GGGI’s Public-Private Cooperation (PPC) program is designed to facilitate the engagement of the resources and expertise of the private sector, both domestically and internationally, in the implementation of green growth strategies in its developing partner countries. GGGI works to accelerate the world economy’s transition to green growth by facilitating industry-government cooperation to scale resource efficient investment, innovation and management best practice within the private sector.
It facilitates such public-private cooperation at two levels:
- Linking companies to developing country governments that are seeking private sector finance, technology and expertise to accelerate implementation of their green growth economic development plans; and
- Building intra- and cross-industry programs of cooperation, and linking them to relevant intergovernmental processes, to expand markets in developing and emerging countries for resource-efficient products, services and industrial processes.
GGGI aims to play two very specific and important roles in fostering public-private cooperation.

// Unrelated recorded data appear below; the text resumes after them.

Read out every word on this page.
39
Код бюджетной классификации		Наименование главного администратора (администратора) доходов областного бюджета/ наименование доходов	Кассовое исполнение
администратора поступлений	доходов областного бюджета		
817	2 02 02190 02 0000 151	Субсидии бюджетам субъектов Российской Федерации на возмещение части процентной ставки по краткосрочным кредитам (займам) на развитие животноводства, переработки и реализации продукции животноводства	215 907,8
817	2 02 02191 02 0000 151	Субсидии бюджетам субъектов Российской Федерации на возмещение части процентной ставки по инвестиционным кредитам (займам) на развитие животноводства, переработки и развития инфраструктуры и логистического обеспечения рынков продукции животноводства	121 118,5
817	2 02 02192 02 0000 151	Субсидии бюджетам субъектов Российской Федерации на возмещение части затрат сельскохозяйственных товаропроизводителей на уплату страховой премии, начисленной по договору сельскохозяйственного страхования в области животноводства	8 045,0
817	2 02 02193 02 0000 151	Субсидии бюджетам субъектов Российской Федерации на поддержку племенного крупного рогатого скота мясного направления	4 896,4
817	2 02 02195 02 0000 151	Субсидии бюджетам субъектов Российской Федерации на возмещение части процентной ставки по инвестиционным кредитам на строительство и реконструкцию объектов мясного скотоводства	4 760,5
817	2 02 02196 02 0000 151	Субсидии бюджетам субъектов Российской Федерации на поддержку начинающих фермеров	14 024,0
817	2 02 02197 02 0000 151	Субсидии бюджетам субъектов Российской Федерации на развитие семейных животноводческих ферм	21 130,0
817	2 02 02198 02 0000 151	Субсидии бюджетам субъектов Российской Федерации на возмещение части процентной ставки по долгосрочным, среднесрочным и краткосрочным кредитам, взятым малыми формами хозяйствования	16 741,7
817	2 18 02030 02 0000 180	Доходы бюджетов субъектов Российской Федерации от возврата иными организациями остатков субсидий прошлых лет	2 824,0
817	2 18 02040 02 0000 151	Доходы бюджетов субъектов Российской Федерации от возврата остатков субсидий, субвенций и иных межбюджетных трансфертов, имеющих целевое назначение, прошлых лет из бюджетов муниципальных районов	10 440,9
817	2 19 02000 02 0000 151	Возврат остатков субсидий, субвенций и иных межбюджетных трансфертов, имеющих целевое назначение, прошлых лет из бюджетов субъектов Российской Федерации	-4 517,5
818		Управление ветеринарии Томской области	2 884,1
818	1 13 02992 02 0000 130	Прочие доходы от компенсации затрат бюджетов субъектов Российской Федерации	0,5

First, GGGI strives to connect developing countries or provinces that have developed rigorous green growth plans with potential providers of capital and technology by rendering these economic plans into specific investment plans in key sectors that help tap domestic and external, as well as public and private, sources of finance in an optimal manner. This is often the missing link in infrastructure and climate finance. Developing countries sometimes lack the expertise to build “bankable” investment cases and project preparation plans, leading to a situation in which committed official funds either go undisbursed or applied in a fashion that fails to tap the larger amounts of private investment which are potentially available. The development finance community has historically underinvested in such specialized in-country technical assistance and capacity building and appears likely to continue to do so. GGGI helps fill this gap by virtue of its familiarity with the country’s green growth economic development plan, the strategic relationship it builds with the government in helping to design their plans, and its neutrality in the sense of not being part of a financing agency or bilateral political relationship.

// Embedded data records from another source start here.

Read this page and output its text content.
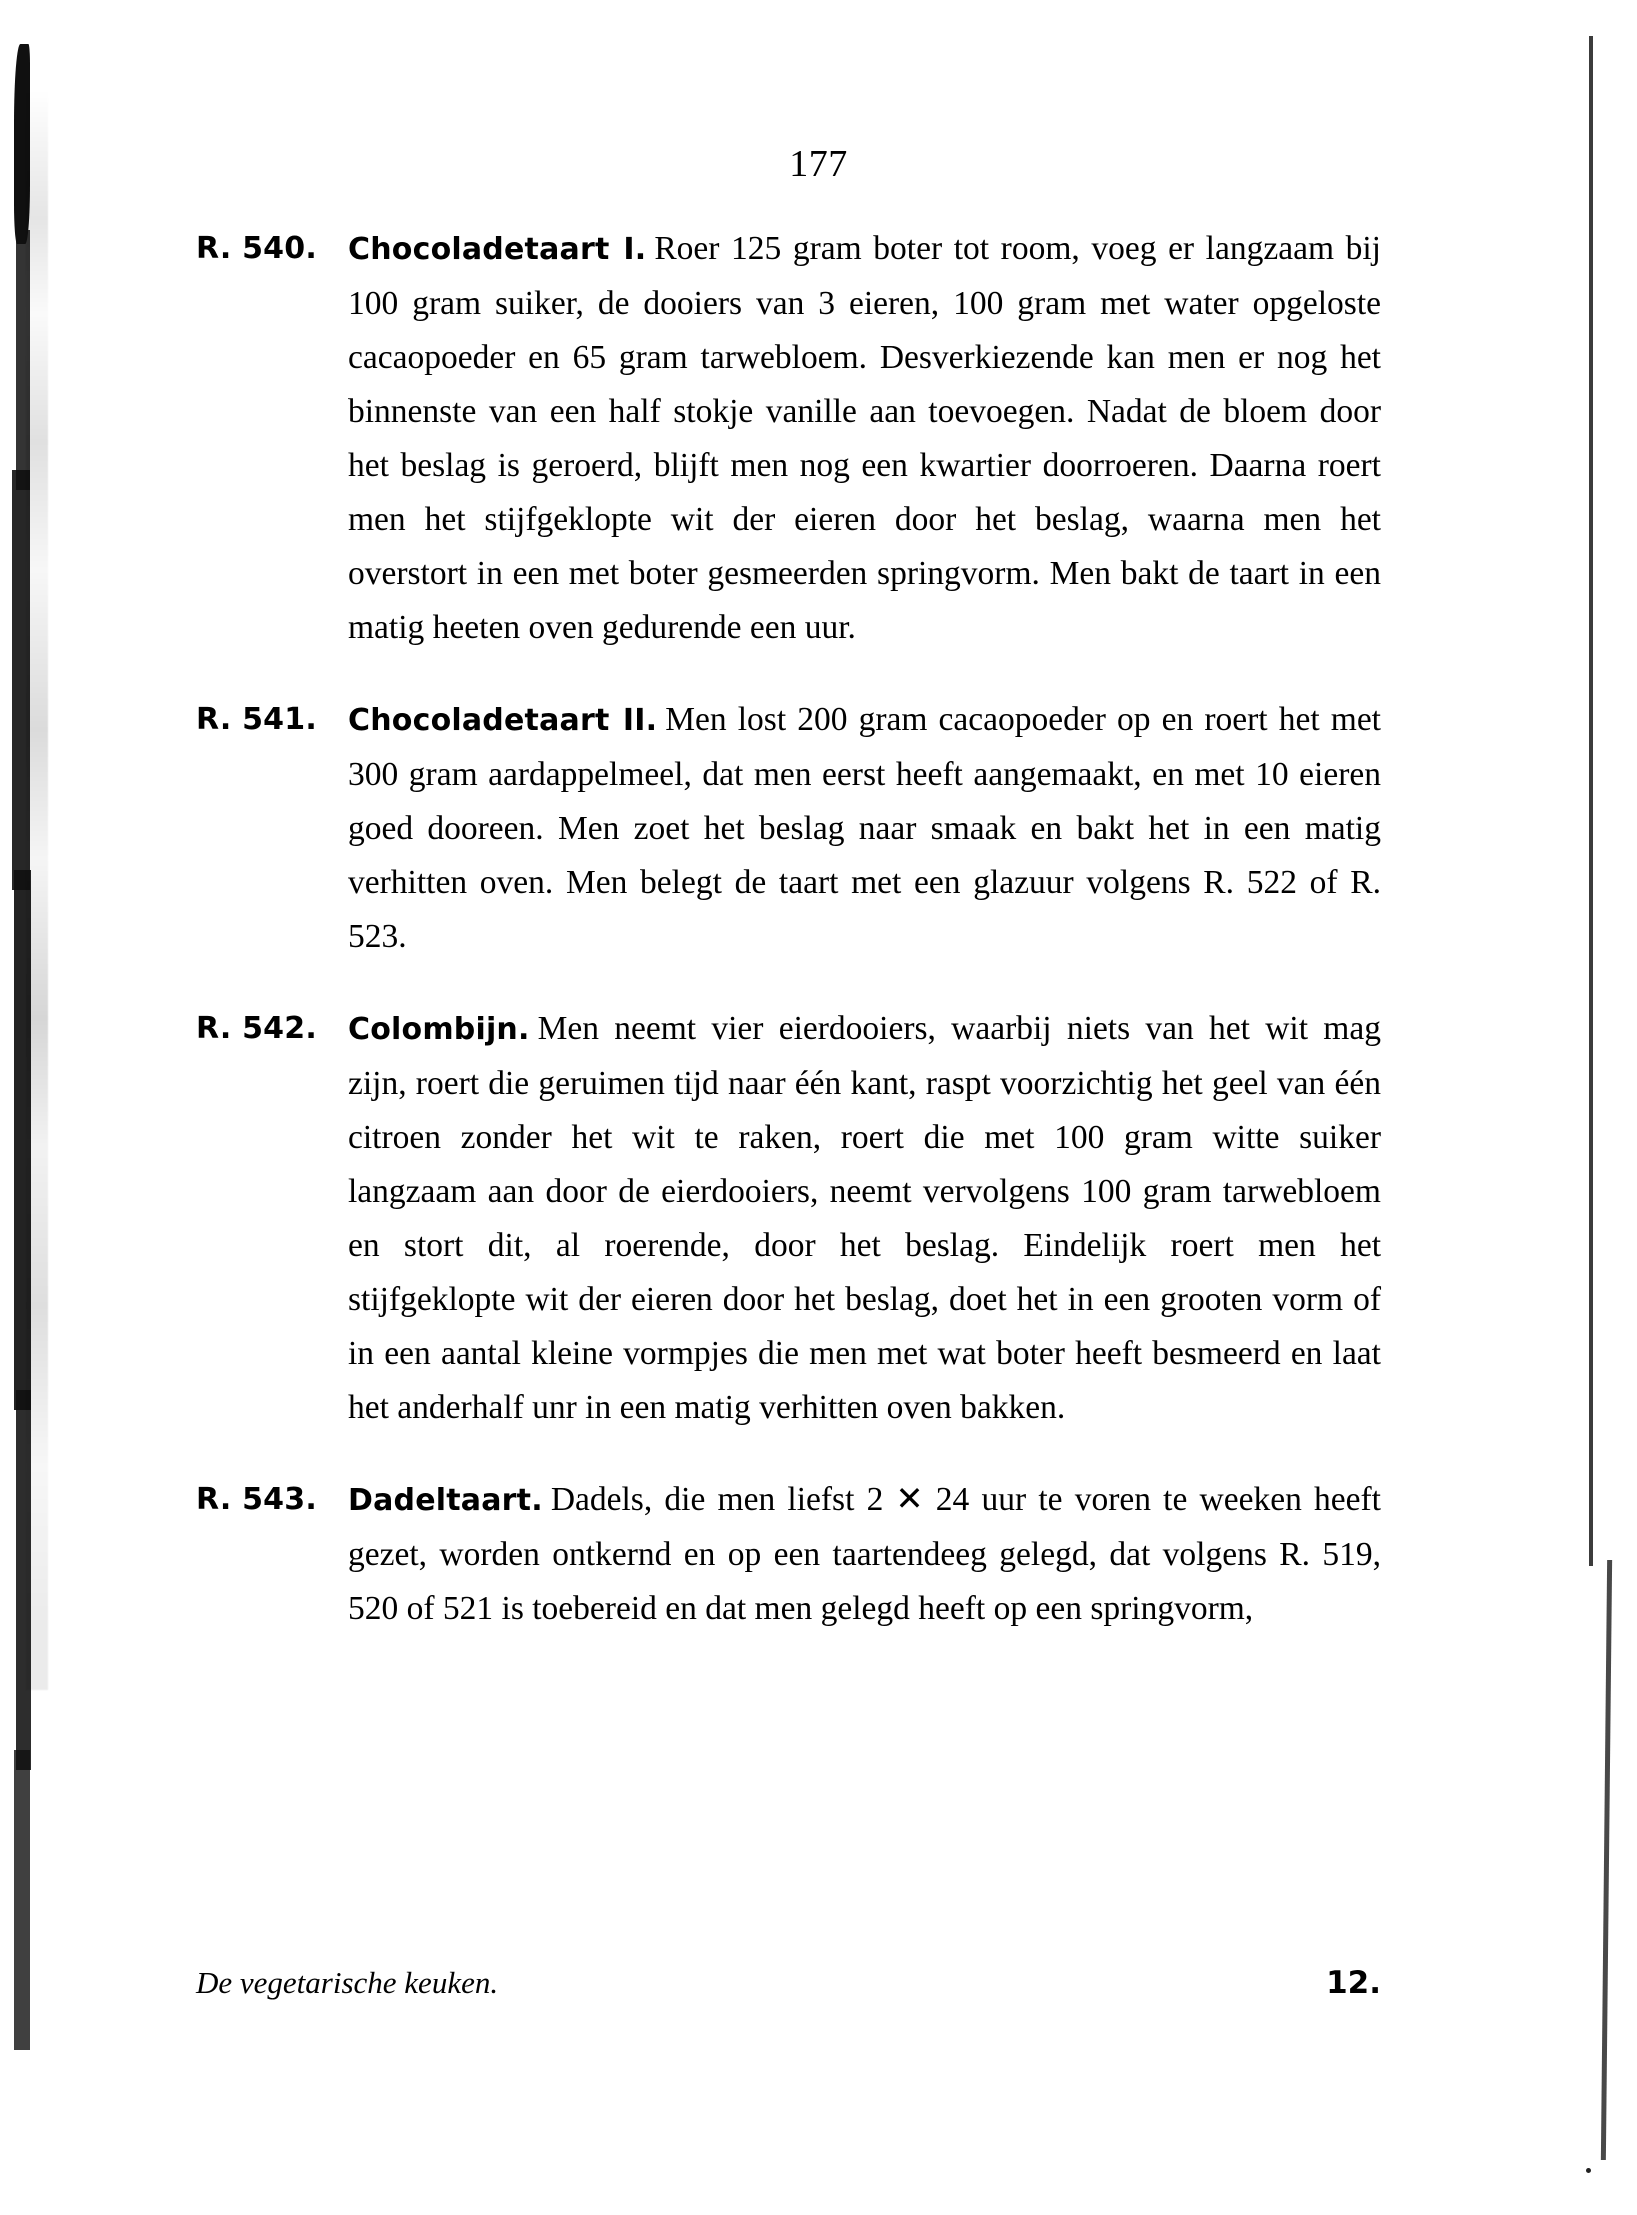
177
R. 540.	Chocoladetaart I. Roer 125 gram boter tot room, voeg er langzaam bij 100 gram suiker, de dooiers van 3 eieren, 100 gram met water opgeloste cacaopoeder en 65 gram tarwebloem. Desverkiezende kan men er nog het binnenste van een half stokje vanille aan toevoegen. Nadat de bloem door het beslag is geroerd, blijft men nog een kwartier doorroeren. Daarna roert men het stijfgeklopte wit der eieren door het beslag, waarna men het overstort in een met boter gesmeerden springvorm. Men bakt de taart in een matig heeten oven gedurende een uur.
R. 541.	Chocoladetaart II. Men lost 200 gram cacaopoeder op en roert het met 300 gram aardappelmeel, dat men eerst heeft aangemaakt, en met 10 eieren goed dooreen. Men zoet het beslag naar smaak en bakt het in een matig verhitten oven. Men belegt de taart met een glazuur volgens R. 522 of R. 523.
R. 542.	Colombijn. Men neemt vier eierdooiers, waarbij niets van het wit mag zijn, roert die geruimen tijd naar één kant, raspt voorzichtig het geel van één citroen zonder het wit te raken, roert die met 100 gram witte suiker langzaam aan door de eierdooiers, neemt vervolgens 100 gram tarwebloem en stort dit, al roerende, door het beslag. Eindelijk roert men het stijfgeklopte wit der eieren door het beslag, doet het in een grooten vorm of in een aantal kleine vormpjes die men met wat boter heeft besmeerd en laat het anderhalf unr in een matig verhitten oven bakken.
R. 543.	Dadeltaart. Dadels, die men liefst 2 ✕ 24 uur te voren te weeken heeft gezet, worden ontkernd en op een taartendeeg gelegd, dat volgens R. 519, 520 of 521 is toebereid en dat men gelegd heeft op een springvorm,
De vegetarische keuken.	12.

Second, GGGI works to elevate the importance political and business leaders attach to the role of public-private cooperation in strengthening incentives for the internalization of environmental externalities in core business strategies. It acts as a strategic partner for purposes of content design of the Global Green Growth Forum, which is a high-level partnership of three developed (Denmark, Republic of Korea and Qatar) and three developing countries (Mexico, People’s Republic of China and Kenya) that seeks to support the innovation and scaling of private sector engagement in various dimensions of green growth.
GGGI aims to put green growth at the center of the international economic policy agenda, so that governments in developing and emerging countries attach greater importance to adopting and implementing policies, agreements and cooperative arrangements that facilitate the flow of private investment and technology to those places where they are needed for green growth to happen.